Zur internen Diskussion kam es aber nicht: Schon am 9. Mai 2006, lange bevor irgendein Krankenhausmitarbeiter vom Nachttischchen-Plan erfuhr, hatte Lindner den Kaufvertrag unterzeichnet – beraten nur von einem gewissen Gotthard Brand, CDU-Politiker und Rechtsanwalt in Kassel. Der sollte pro Nachtschränkchen, so legt es ein „Handelsmakler-Vertrag“ fest, 600 Euro Provision kassieren. In einem anderen Fall hat Brand sich als „Strohmann Lindners“ bezeichnet.

Den Handelsmakler-Vertrag wiederum hat Antonius Sch. entworfen. „Ich habe ihn nach Kassel gefaxt“, sagt er vor Gericht, Anfang Februar war das wohl, „und nach zirka einer Woche kam das Signal, das sei so in Ordnung.“ Ob von Lindner selbst oder von Brand, das kann er nicht sagen: Telefonischen Kontakt mit dem Juristen habe er nicht gehabt.

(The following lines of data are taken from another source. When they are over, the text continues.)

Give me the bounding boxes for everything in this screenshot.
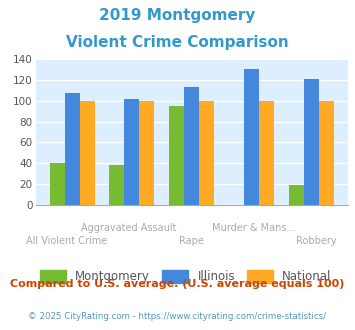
Text: All Violent Crime: All Violent Crime — [26, 236, 107, 246]
Text: 2019 Montgomery: 2019 Montgomery — [99, 8, 256, 23]
Bar — [125, 99, 140, 205]
Bar — [319, 101, 334, 205]
Text: Rape: Rape — [179, 236, 204, 246]
Text: Compared to U.S. average. (U.S. average equals 100): Compared to U.S. average. (U.S. average … — [10, 279, 345, 289]
Bar — [140, 101, 154, 205]
Bar — [50, 163, 65, 205]
Bar — [169, 106, 184, 205]
Bar — [199, 101, 214, 205]
Text: Robbery: Robbery — [296, 236, 337, 246]
Text: Aggravated Assault: Aggravated Assault — [81, 223, 177, 233]
Bar — [184, 87, 199, 205]
Bar — [259, 101, 274, 205]
Legend: Montgomery, Illinois, National: Montgomery, Illinois, National — [35, 266, 336, 288]
Text: © 2025 CityRating.com - https://www.cityrating.com/crime-statistics/: © 2025 CityRating.com - https://www.city… — [28, 312, 327, 321]
Bar — [289, 185, 304, 205]
Bar — [244, 69, 259, 205]
Bar — [109, 165, 125, 205]
Text: Violent Crime Comparison: Violent Crime Comparison — [66, 35, 289, 50]
Bar — [65, 93, 80, 205]
Text: Murder & Mans...: Murder & Mans... — [212, 223, 296, 233]
Bar — [304, 79, 319, 205]
Bar — [80, 101, 94, 205]
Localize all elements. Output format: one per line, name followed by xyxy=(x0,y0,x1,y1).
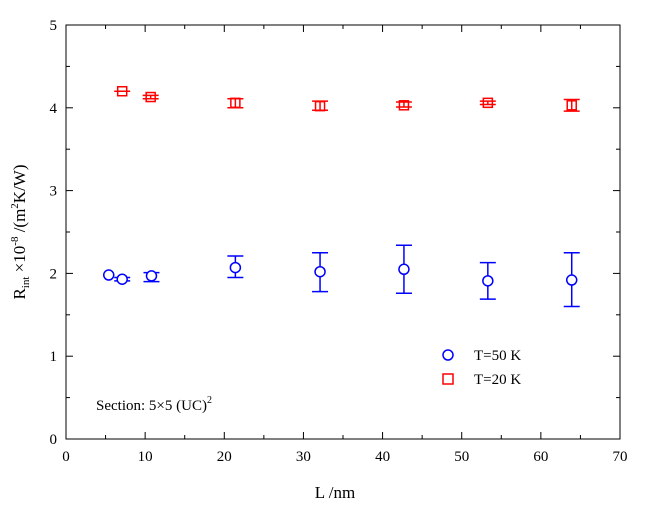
section-annotation: Section: 5×5 (UC)2 xyxy=(96,395,212,414)
y-tick-label: 5 xyxy=(50,18,58,34)
legend-marker-circle xyxy=(442,349,454,361)
x-axis-label: L /nm xyxy=(315,483,355,502)
y-tick-label: 3 xyxy=(50,184,58,200)
data-point-circle xyxy=(116,273,128,285)
data-point-circle xyxy=(398,263,410,276)
data-point-circle xyxy=(145,270,158,282)
x-tick-label: 30 xyxy=(296,449,311,465)
x-tick-label: 40 xyxy=(375,449,390,465)
data-point-circle xyxy=(102,269,115,281)
data-point-square xyxy=(116,85,128,97)
data-point-circle xyxy=(565,274,578,286)
y-tick-label: 2 xyxy=(50,266,58,282)
data-point-circle xyxy=(314,265,326,278)
plot-frame xyxy=(65,24,621,440)
legend-label-20k: T=20 K xyxy=(474,372,521,388)
legend: T=50 K T=20 K xyxy=(442,348,521,388)
x-tick-label: 20 xyxy=(217,449,232,465)
y-tick-label: 0 xyxy=(50,432,58,448)
x-tick-label: 0 xyxy=(62,449,70,465)
legend-marker-square xyxy=(442,373,454,385)
x-tick-label: 50 xyxy=(454,449,469,465)
x-tick-label: 70 xyxy=(613,449,628,465)
data-point-square xyxy=(398,100,410,111)
y-tick-label: 4 xyxy=(50,101,58,117)
data-point-square xyxy=(566,100,577,111)
data-point-square xyxy=(482,97,494,109)
data-point-circle xyxy=(229,261,242,274)
data-point-square xyxy=(145,91,156,103)
x-tick-label: 10 xyxy=(138,449,153,465)
data-point-square xyxy=(314,100,326,112)
data-point-circle xyxy=(482,275,494,287)
data-point-square xyxy=(230,97,241,109)
x-tick-label: 60 xyxy=(533,449,548,465)
y-tick-label: 1 xyxy=(50,349,58,365)
y-axis-label: Rint ×10-8 /(m2K/W) xyxy=(9,164,32,299)
legend-label-50k: T=50 K xyxy=(474,348,521,364)
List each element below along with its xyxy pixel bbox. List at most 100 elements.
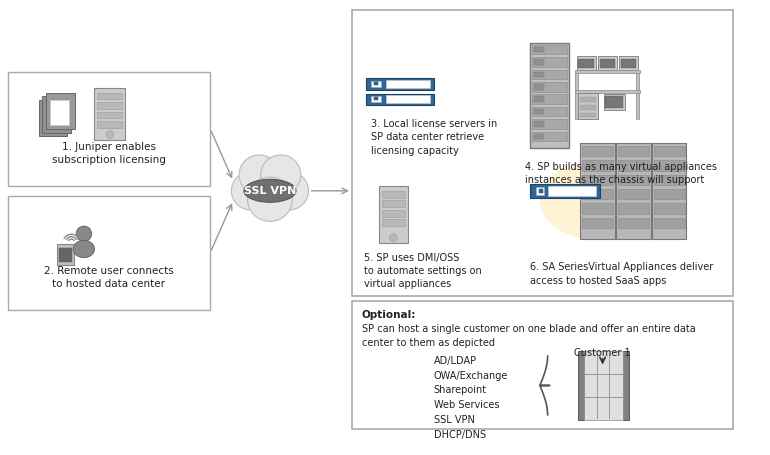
- FancyBboxPatch shape: [534, 109, 544, 115]
- FancyBboxPatch shape: [371, 81, 381, 87]
- FancyBboxPatch shape: [654, 175, 685, 185]
- FancyBboxPatch shape: [386, 80, 430, 88]
- FancyBboxPatch shape: [574, 90, 640, 92]
- FancyBboxPatch shape: [352, 10, 733, 296]
- FancyBboxPatch shape: [531, 43, 569, 148]
- FancyBboxPatch shape: [619, 56, 638, 70]
- Text: 2. Remote user connects
to hosted data center: 2. Remote user connects to hosted data c…: [44, 266, 174, 289]
- FancyBboxPatch shape: [374, 82, 378, 85]
- FancyBboxPatch shape: [581, 105, 596, 110]
- FancyBboxPatch shape: [534, 47, 544, 52]
- FancyBboxPatch shape: [8, 71, 210, 186]
- FancyBboxPatch shape: [534, 71, 544, 77]
- FancyBboxPatch shape: [532, 82, 567, 91]
- FancyBboxPatch shape: [97, 102, 122, 109]
- FancyBboxPatch shape: [50, 100, 69, 125]
- FancyBboxPatch shape: [654, 203, 685, 214]
- FancyBboxPatch shape: [534, 59, 544, 65]
- FancyBboxPatch shape: [371, 96, 381, 102]
- FancyBboxPatch shape: [618, 175, 649, 185]
- Circle shape: [239, 155, 280, 195]
- Circle shape: [232, 172, 270, 210]
- Circle shape: [248, 177, 293, 222]
- FancyBboxPatch shape: [539, 189, 543, 193]
- FancyBboxPatch shape: [386, 96, 430, 103]
- Ellipse shape: [540, 162, 646, 238]
- FancyBboxPatch shape: [582, 189, 613, 199]
- FancyBboxPatch shape: [95, 88, 126, 140]
- FancyBboxPatch shape: [623, 351, 628, 420]
- FancyBboxPatch shape: [97, 121, 122, 128]
- Text: Optional:: Optional:: [362, 310, 416, 320]
- FancyBboxPatch shape: [618, 189, 649, 199]
- FancyBboxPatch shape: [578, 351, 584, 420]
- FancyBboxPatch shape: [532, 70, 567, 79]
- FancyBboxPatch shape: [584, 351, 623, 420]
- FancyBboxPatch shape: [547, 186, 596, 196]
- FancyBboxPatch shape: [534, 96, 544, 102]
- Ellipse shape: [73, 240, 95, 258]
- FancyBboxPatch shape: [8, 196, 210, 310]
- FancyBboxPatch shape: [582, 160, 613, 171]
- FancyBboxPatch shape: [574, 70, 640, 72]
- FancyBboxPatch shape: [46, 92, 75, 129]
- FancyBboxPatch shape: [534, 121, 544, 127]
- FancyBboxPatch shape: [600, 59, 615, 68]
- FancyBboxPatch shape: [382, 219, 405, 226]
- Text: 3. Local license servers in
SP data center retrieve
licensing capacity: 3. Local license servers in SP data cent…: [371, 119, 497, 156]
- FancyBboxPatch shape: [59, 248, 72, 263]
- FancyBboxPatch shape: [605, 96, 623, 108]
- FancyBboxPatch shape: [618, 146, 649, 157]
- FancyBboxPatch shape: [534, 134, 544, 139]
- FancyBboxPatch shape: [382, 210, 405, 217]
- FancyBboxPatch shape: [97, 92, 122, 99]
- FancyBboxPatch shape: [581, 112, 596, 117]
- Text: Customer 1: Customer 1: [574, 348, 631, 358]
- FancyBboxPatch shape: [536, 187, 544, 195]
- FancyBboxPatch shape: [598, 56, 617, 70]
- Circle shape: [390, 234, 397, 242]
- FancyBboxPatch shape: [604, 94, 624, 110]
- FancyBboxPatch shape: [582, 217, 613, 228]
- FancyBboxPatch shape: [616, 143, 651, 238]
- FancyBboxPatch shape: [382, 191, 405, 197]
- FancyBboxPatch shape: [534, 84, 544, 90]
- Text: 6. SA SeriesVirtual Appliances deliver
access to hosted SaaS apps: 6. SA SeriesVirtual Appliances deliver a…: [531, 263, 714, 286]
- FancyBboxPatch shape: [532, 45, 567, 55]
- FancyBboxPatch shape: [651, 143, 687, 238]
- FancyBboxPatch shape: [582, 146, 613, 157]
- FancyBboxPatch shape: [618, 203, 649, 214]
- Circle shape: [243, 157, 298, 212]
- FancyBboxPatch shape: [581, 143, 615, 238]
- FancyBboxPatch shape: [578, 59, 594, 68]
- FancyBboxPatch shape: [532, 57, 567, 67]
- FancyBboxPatch shape: [352, 301, 733, 430]
- Circle shape: [270, 172, 309, 210]
- FancyBboxPatch shape: [57, 244, 74, 265]
- FancyBboxPatch shape: [374, 97, 378, 100]
- FancyBboxPatch shape: [578, 92, 598, 119]
- Text: SSL VPN: SSL VPN: [244, 186, 296, 196]
- Text: 1. Juniper enables
subscription licensing: 1. Juniper enables subscription licensin…: [52, 142, 166, 165]
- Circle shape: [106, 131, 114, 138]
- FancyBboxPatch shape: [621, 59, 636, 68]
- FancyBboxPatch shape: [654, 189, 685, 199]
- FancyBboxPatch shape: [97, 111, 122, 118]
- Text: AD/LDAP
OWA/Exchange
Sharepoint
Web Services
SSL VPN
DHCP/DNS: AD/LDAP OWA/Exchange Sharepoint Web Serv…: [434, 356, 508, 440]
- FancyBboxPatch shape: [574, 71, 578, 119]
- FancyBboxPatch shape: [42, 96, 72, 132]
- FancyBboxPatch shape: [367, 94, 434, 105]
- FancyBboxPatch shape: [581, 97, 596, 102]
- FancyBboxPatch shape: [532, 107, 567, 116]
- FancyBboxPatch shape: [618, 160, 649, 171]
- FancyBboxPatch shape: [38, 100, 68, 136]
- FancyBboxPatch shape: [654, 146, 685, 157]
- Text: 5. SP uses DMI/OSS
to automate settings on
virtual appliances: 5. SP uses DMI/OSS to automate settings …: [364, 253, 482, 289]
- Circle shape: [76, 226, 92, 242]
- FancyBboxPatch shape: [582, 203, 613, 214]
- Text: SP can host a single customer on one blade and offer an entire data
center to th: SP can host a single customer on one bla…: [362, 324, 695, 348]
- FancyBboxPatch shape: [582, 175, 613, 185]
- Ellipse shape: [244, 179, 296, 202]
- FancyBboxPatch shape: [532, 119, 567, 129]
- FancyBboxPatch shape: [379, 186, 408, 243]
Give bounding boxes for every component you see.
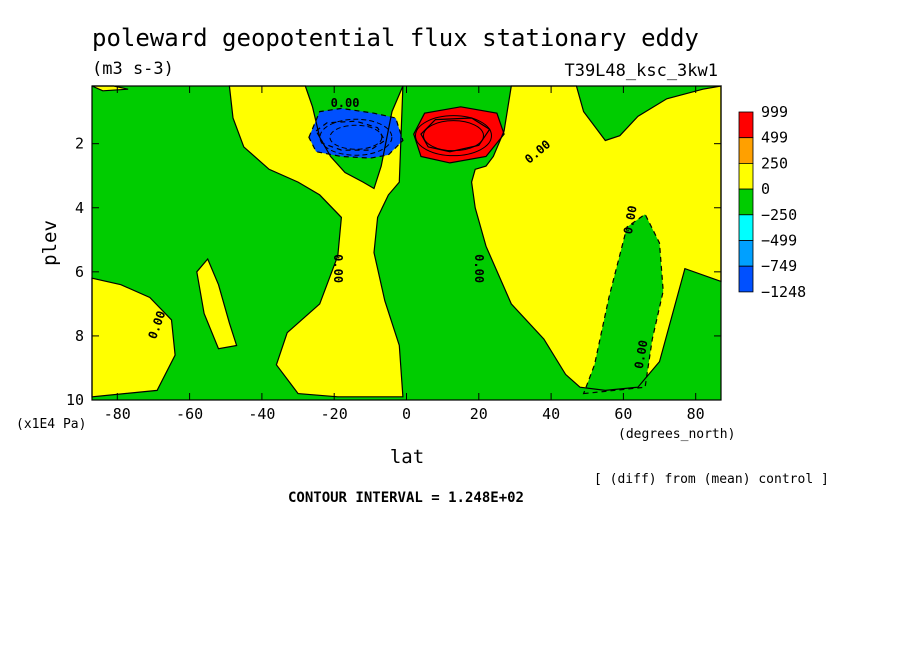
legend-label: −499 (761, 232, 797, 250)
contour-nh-subtropical-negative (582, 213, 664, 395)
contour-interval: CONTOUR INTERVAL = 1.248E+02 (288, 490, 524, 506)
x-tick-label: -60 (176, 405, 203, 423)
x-axis: -80 -60 -40 -20 0 20 40 60 80 (104, 86, 705, 423)
region-sh-subtropical-positive (229, 86, 403, 397)
legend-label: −749 (761, 257, 797, 275)
contour-label: 0.00 (632, 339, 651, 370)
y-units-label: (x1E4 Pa) (16, 417, 86, 432)
legend-label: −250 (761, 206, 797, 224)
x-tick-label: 80 (687, 405, 705, 423)
x-units-label: (degrees_north) (618, 427, 735, 442)
chart-units: (m3 s-3) (92, 59, 174, 79)
region-sh-lower-positive (196, 259, 237, 349)
contour-label: 0.00 (331, 96, 360, 110)
region-nh-tropical-core (421, 118, 490, 152)
legend-swatch (738, 265, 754, 293)
contour-ring-negative-1 (319, 118, 393, 156)
legend-label: 0 (761, 180, 770, 198)
contour-ring-positive-2 (422, 120, 484, 152)
chart-title: poleward geopotential flux stationary ed… (92, 24, 699, 52)
legend-swatch (738, 137, 754, 164)
legend-swatch (738, 162, 754, 190)
x-tick-label: 0 (402, 405, 411, 423)
legend-label: 499 (761, 129, 788, 147)
field-regions (92, 86, 721, 397)
contour-label: 0.00 (621, 204, 640, 235)
legend-swatch (738, 188, 754, 216)
y-axis: 2 4 6 8 10 (66, 135, 721, 409)
y-tick-label: 8 (75, 327, 84, 345)
contour-sh-subtropical-positive (228, 85, 404, 398)
region-sh-midlat-positive (92, 278, 176, 397)
region-sh-tropical-core (316, 121, 385, 151)
legend-swatch (738, 214, 754, 241)
y-tick-label: 2 (75, 135, 84, 153)
x-tick-label: -80 (104, 405, 131, 423)
x-tick-label: -20 (321, 405, 348, 423)
contour-nh-tropical-maximum (413, 106, 505, 164)
legend-label: 999 (761, 103, 788, 121)
x-tick-label: 20 (470, 405, 488, 423)
legend-label: −1248 (761, 283, 806, 301)
contour-sh-tropical-minimum (308, 107, 404, 159)
contour-label: 0.00 (472, 254, 486, 283)
region-nh-subtropical-negative (583, 214, 664, 394)
legend-swatch (738, 240, 754, 267)
y-tick-label: 6 (75, 263, 84, 281)
contour-nh-tropical-core (420, 117, 491, 153)
diff-note: [ (diff) from (mean) control ] (594, 472, 829, 487)
contour-label: 0.00 (331, 254, 345, 283)
x-tick-label: 60 (614, 405, 632, 423)
x-tick-label: -40 (248, 405, 275, 423)
contour-sh-tropical-core (315, 120, 386, 151)
contour-ring-negative-2 (329, 124, 383, 150)
legend-swatch (738, 111, 754, 139)
x-axis-label: lat (390, 446, 424, 468)
run-label: T39L48_ksc_3kw1 (564, 61, 718, 81)
y-tick-label: 4 (75, 199, 84, 217)
y-tick-label: 10 (66, 391, 84, 409)
x-tick-label: 40 (542, 405, 560, 423)
contour-lines (91, 85, 722, 398)
legend-label: 250 (761, 154, 788, 172)
color-legend: 999 499 250 0 −250 −499 −749 −1248 (738, 103, 806, 301)
contour-sh-lower-positive (196, 257, 238, 350)
contour-sh-midlat-positive (91, 277, 176, 398)
y-axis-label: plev (39, 220, 61, 266)
contour-nh-midlat-positive (470, 85, 722, 392)
region-nh-midlat-positive (471, 86, 721, 391)
contour-ring-positive-1 (414, 115, 492, 157)
plot-area: 0.000.00 0.000.000.000.000.00 -80 -60 -40 -2… (66, 85, 722, 423)
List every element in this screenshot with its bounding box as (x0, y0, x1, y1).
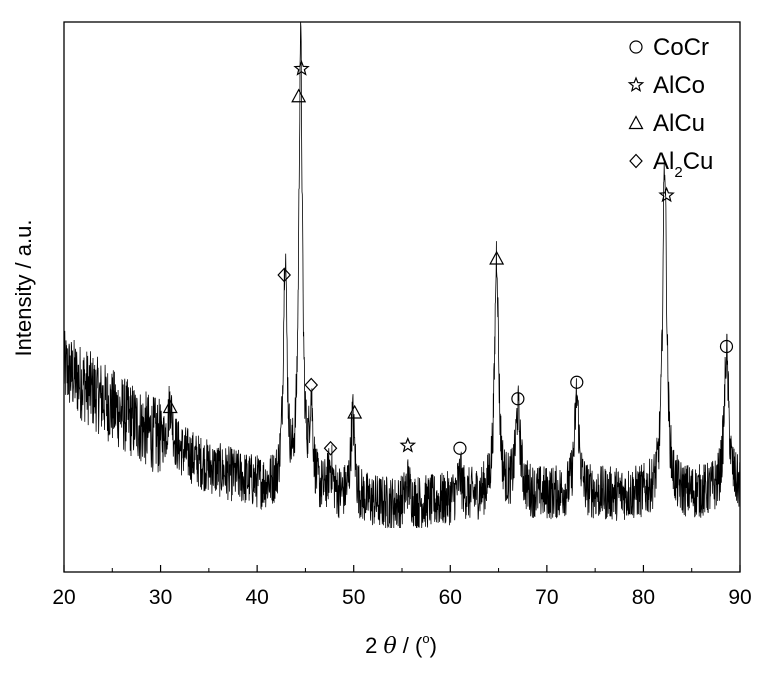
x-tick-label: 20 (52, 586, 75, 609)
x-tick-label: 80 (632, 586, 655, 609)
star-peak-marker (293, 60, 310, 76)
peak-markers (162, 60, 734, 456)
star-peak-marker (399, 436, 417, 453)
x-axis-tick-labels: 20 30 40 50 60 70 80 90 (52, 586, 751, 609)
diffraction-pattern-line (63, 21, 741, 529)
circle-peak-marker (719, 339, 734, 354)
star-peak-marker (658, 186, 675, 203)
x-tick-label: 90 (728, 586, 751, 609)
x-tick-label: 40 (245, 586, 268, 609)
x-axis-ticks (63, 565, 741, 572)
legend-label: AlCo (653, 72, 705, 99)
triangle-legend-icon (628, 115, 644, 130)
circle-peak-marker (570, 375, 584, 389)
diamond-peak-marker (277, 267, 291, 283)
triangle-peak-marker (347, 404, 363, 419)
x-tick-label: 50 (342, 586, 365, 609)
circle-legend-icon (629, 40, 643, 54)
triangle-peak-marker (162, 399, 178, 414)
diamond-peak-marker (323, 440, 338, 456)
x-axis-title-prefix: 2 (365, 633, 377, 658)
x-axis-title-unit-open: / ( (397, 633, 423, 658)
legend-label: AlCu (653, 110, 705, 137)
legend-item: AlCo (627, 72, 705, 99)
legend: CoCr AlCo AlCu Al2Cu (627, 34, 713, 181)
x-tick-label: 30 (149, 586, 172, 609)
y-axis-title: Intensity / a.u. (11, 220, 36, 357)
legend-item: AlCu (628, 110, 705, 137)
x-axis-title: 2 θ / (o) (365, 631, 437, 659)
legend-item: Al2Cu (629, 148, 713, 181)
x-axis-title-theta: θ (383, 634, 396, 659)
legend-label: Al2Cu (653, 148, 713, 181)
x-axis-title-unit-close: ) (430, 633, 437, 658)
triangle-peak-marker (291, 88, 307, 103)
diamond-legend-icon (629, 153, 643, 169)
x-axis-title-degree: o (422, 631, 429, 646)
legend-label: CoCr (653, 34, 709, 61)
diamond-peak-marker (304, 377, 319, 393)
legend-item: CoCr (629, 34, 709, 61)
circle-peak-marker (511, 392, 525, 406)
circle-peak-marker (453, 441, 467, 455)
x-tick-label: 60 (439, 586, 462, 609)
star-legend-icon (627, 76, 645, 93)
x-tick-label: 70 (535, 586, 558, 609)
triangle-peak-marker (489, 250, 505, 265)
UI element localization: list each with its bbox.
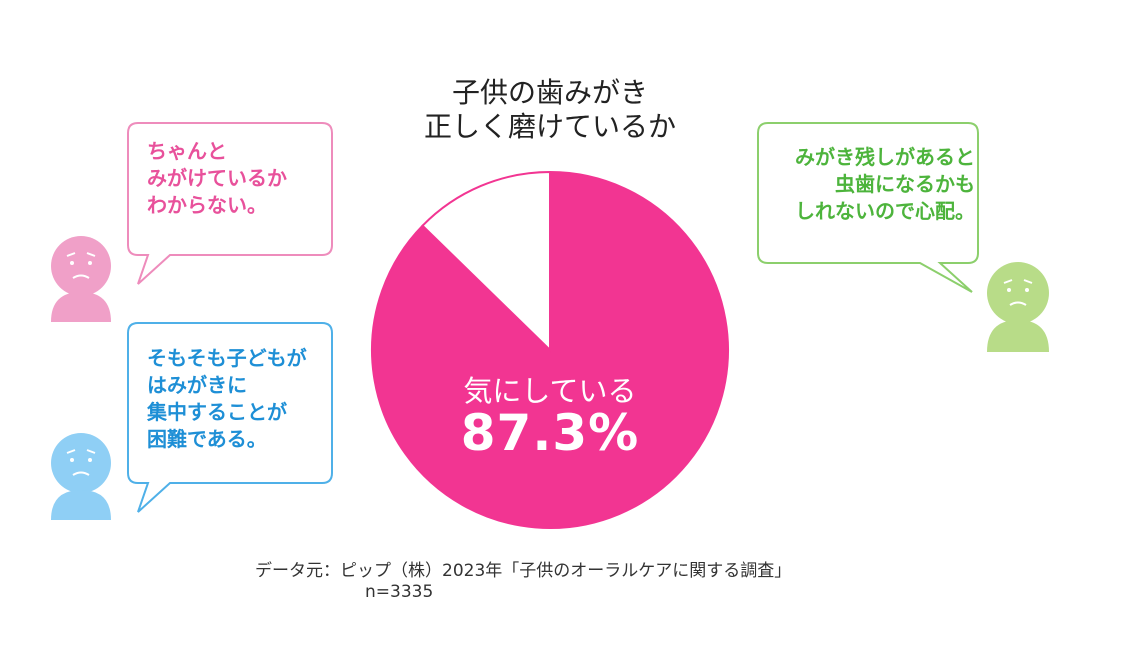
blue-bubble-text: そもそも子どもが はみがきに 集中することが 困難である。: [147, 345, 307, 453]
sample-size: n=3335: [365, 582, 434, 602]
slice-value-label: 87.3%: [460, 404, 640, 462]
green-speech-bubble: [757, 122, 979, 293]
pink-speech-bubble: [127, 122, 333, 285]
green-worried-face-icon: [987, 262, 1049, 352]
source-note: データ元：ピップ（株）2023年「子供のオーラルケアに関する調査」 n=3335: [255, 561, 791, 603]
bubble-line: みがけているか: [147, 166, 287, 190]
bubble-line: みがき残しがあると: [795, 145, 975, 169]
bubble-line: わからない。: [147, 193, 267, 217]
chart-title-line-2: 正しく磨けているか: [423, 110, 676, 143]
bubble-line: そもそも子どもが: [147, 346, 307, 370]
green-bubble-text: みがき残しがあると 虫歯になるかも しれないので心配。: [770, 144, 975, 225]
bubble-line: 困難である。: [147, 427, 267, 451]
slice-label: 気にしている: [463, 374, 637, 408]
bubble-line: しれないので心配。: [795, 199, 975, 223]
blue-worried-face-icon: [51, 433, 111, 520]
pink-worried-face-icon: [51, 236, 111, 322]
source-line: データ元：ピップ（株）2023年「子供のオーラルケアに関する調査」: [255, 561, 792, 581]
bubble-line: 集中することが: [147, 400, 287, 424]
chart-title-line-1: 子供の歯みがき: [451, 76, 648, 109]
bubble-line: はみがきに: [147, 373, 247, 397]
bubble-line: ちゃんと: [147, 139, 227, 163]
pink-bubble-text: ちゃんと みがけているか わからない。: [147, 138, 287, 219]
blue-speech-bubble: [127, 322, 333, 513]
pie-slice-1: [421, 170, 551, 353]
bubble-line: 虫歯になるかも: [835, 172, 975, 196]
chart-title: 子供の歯みがき 正しく磨けているか: [380, 76, 720, 144]
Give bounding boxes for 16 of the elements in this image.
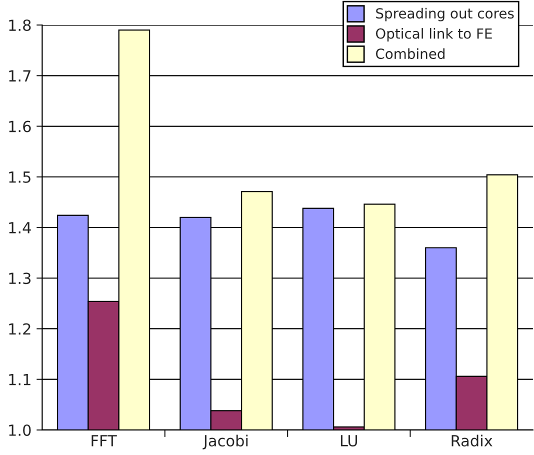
y-tick-label: 1.5 [9,172,30,183]
x-tick-label: Radix [452,434,492,447]
y-tick-label: 1.8 [9,19,31,32]
legend-label: Spreading out cores [376,8,514,22]
legend-label: Optical link to FE [376,28,492,42]
x-tick-label: FFT [92,435,117,446]
x-tick-label: LU [340,435,358,447]
y-tick-label: 1.4 [9,222,31,234]
y-tick-label: 1.6 [9,120,31,132]
y-tick-label: 1.0 [9,424,31,436]
y-tick-label: 1.7 [9,70,30,82]
y-tick-label: 1.1 [9,374,30,386]
legend-label: Combined [376,48,444,60]
y-tick-label: 1.2 [9,323,30,335]
x-tick-label: Jacobi [202,434,248,450]
y-tick-label: 1.3 [9,272,31,284]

Frank R., der Gründer und Geschäftsführer von Quadroplan hatte Antonius Sch. beauftragt, Kunden für sein neu entwickeltes Klinik-Multimedia-Schränkchen zu werben. Noch älter war Sch.s Kontakt mit Lindner. Als Lindner ihn Anfang 2006 in Düsseldorf aufsucht, sind die Nachttischchen nicht der Anlass. Aber kaum bringt Sch. sie ins Spiel – fängt der Bremer auch schon Feuer: Sofort, so der Zeuge, sei die Rede von einer möglichen Komplett-Ausstattung gewesen. Und im Rausgehen habe Lindner dann erwähnt, dass er für solche Geschäfte einen Rechtsanwalt als Berater habe. Und dass für den ein Honorar einzurechnen sei.

Er sei verdutzt gewesen, so Antonius Sch., und habe „ein komisches Gefühl im Bauch“ verspürt. Schließlich kennt er den Zweck solcher Berater-Verträge aus eigener Erfahrung. Die Anklageschrift beziffert die Provision, die Lindner via Brand für den Nachttischchen-Schwindel kassiert hat, auf 354.000 Euro.

Antonius Sch. geht die Sache an die Nieren. Immer wieder wiederholt er, er habe ja „keine krummen Dinger mehr machen“ wollen. Und er habe den Quadroplan-Chef auf seinen Verdacht hingewiesen und überlegt, selbst aus dem Handel auszusteigen. „Nur leider“, sagt Antonius Sch., und ein Schluchzer schüttelt ihn, „war ich nicht so stark“.